Attorney General seeks accelerated ratepayer refund from electric utilities
By Peter Hancock Capitol News Illinois — January 12, 2020SPRINGFIELD — Two of the state’s largest electric utilities owe their customers a combined $543 million in refunds, according to state regulators, but there is sharp disagreement over how much time the companies should have to pay it back.
At issue for Ameren Illinois and Commonwealth Edison, also known as ComEd, is money they collected to pay future tax bills before federal tax cuts which took effect in 2018 lowered those anticipated rates.
When the corporate tax rate was slashed from 35 percent to 21 percent, both companies found themselves holding onto large surpluses, known as “excess deferred income taxes,” or EDIT.

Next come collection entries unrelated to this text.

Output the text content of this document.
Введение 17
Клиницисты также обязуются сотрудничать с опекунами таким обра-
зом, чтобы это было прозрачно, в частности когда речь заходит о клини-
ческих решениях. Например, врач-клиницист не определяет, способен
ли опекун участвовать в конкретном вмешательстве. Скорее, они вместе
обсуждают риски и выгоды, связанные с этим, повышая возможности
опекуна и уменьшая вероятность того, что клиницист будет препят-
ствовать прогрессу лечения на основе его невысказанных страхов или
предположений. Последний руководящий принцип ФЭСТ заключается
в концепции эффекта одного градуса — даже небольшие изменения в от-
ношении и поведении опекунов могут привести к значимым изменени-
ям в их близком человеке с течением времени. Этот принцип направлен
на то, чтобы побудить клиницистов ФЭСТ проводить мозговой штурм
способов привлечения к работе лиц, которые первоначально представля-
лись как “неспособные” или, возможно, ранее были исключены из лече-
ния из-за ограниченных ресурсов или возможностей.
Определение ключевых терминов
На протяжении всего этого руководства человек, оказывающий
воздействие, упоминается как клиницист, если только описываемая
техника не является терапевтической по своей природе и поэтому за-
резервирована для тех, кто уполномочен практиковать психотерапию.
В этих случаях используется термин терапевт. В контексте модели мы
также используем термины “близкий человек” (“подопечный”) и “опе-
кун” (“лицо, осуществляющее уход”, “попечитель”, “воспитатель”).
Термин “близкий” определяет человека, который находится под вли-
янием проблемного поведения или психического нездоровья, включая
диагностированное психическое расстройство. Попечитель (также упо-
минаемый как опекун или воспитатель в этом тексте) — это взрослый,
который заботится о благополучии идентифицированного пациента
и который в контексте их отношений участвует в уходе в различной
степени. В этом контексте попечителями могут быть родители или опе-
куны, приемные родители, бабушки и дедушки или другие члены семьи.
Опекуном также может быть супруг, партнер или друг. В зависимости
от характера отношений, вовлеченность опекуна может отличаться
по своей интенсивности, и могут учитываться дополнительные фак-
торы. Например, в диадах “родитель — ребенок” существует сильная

For ComEd, which serves 4 million customers in Chicago and northern Illinois, the excess amounted to $385 million. For Ameren, which serves about 1.2 million customers in central Illinois and the Metro East area, it amounted to $158 million.
In a pair of rulings last year, the Illinois Commerce Commission, which regulates public utilities, said ComEd could pay off its EDIT over 38 years and Ameren could pay off its bill over 35 years. But on Monday, Illinois Attorney General Kwame Raoul announced he is asking the ICC to reconsider that decision and shorten the payout period to just five years.
“Consumers paid public utility rates to ComEd and Ameren reflecting the higher federal tax rate, and now that the federal tax rate has lowered, fairness dictates that consumers should get that money back,” Raoul said in a news release. “Allowing an unreasonable refund period of close to 40 years nearly guarantees many customers will never get their fair share of the refunds.”
The issue has to do with how utility rates are set and regulated. Essentially, companies are allowed to recover their cost of providing service and make a “reasonable” rate of return, or profit. The cost of service includes such things as the cost of building and operating power plants and transmission lines. It also includes the cost of taxes owed to various levels of government.
When a company builds a plant, it recovers that cost over the expected useful life of the plant, typically around 40 years.
In their cases before the ICC, ComEd and Ameren acknowledged that the tax law change reduces their cost of service, but they argued that the duty to return the excess deferred tax money they collected should be spread out over the life of their facilities so that both current and future ratepayers will be treated evenly.
But it also means customers will see a reduction in their bills of only a few pennies per month instead of a few dollars, according to Jim Chilsen, spokesman for the Citizens Utility Board, a nonprofit entity established by the state to represent residential and small-business customers in utility rate cases.
In testimony before the ICC, both Raoul’s office and CUB argued future customers are not entitled to the benefit of a refund because they aren’t the ones who paid the higher-than-necessary rates. They also argued the longer payout period will mean that many customers who were charged higher rates prior to the change in tax law will never see their full refund.
CUB argued in favor of a seven-year payout schedule while Raoul’s office argued for five years.
“We completely agree that it’s only right that ComEd and Ameren consumers get their money back over a more reasonable time period,” Chilsen said in an email statement. “Making customers wait decades to get their money means that a significant number of those customers won’t be able to enjoy their full refund. That’s not right, that’s not fair.”
He also noted that many other states — including Missouri, where Ameren also operates — have adopted 10-year payout schedules.
The ICC has not said whether it will grant the request for reconsideration.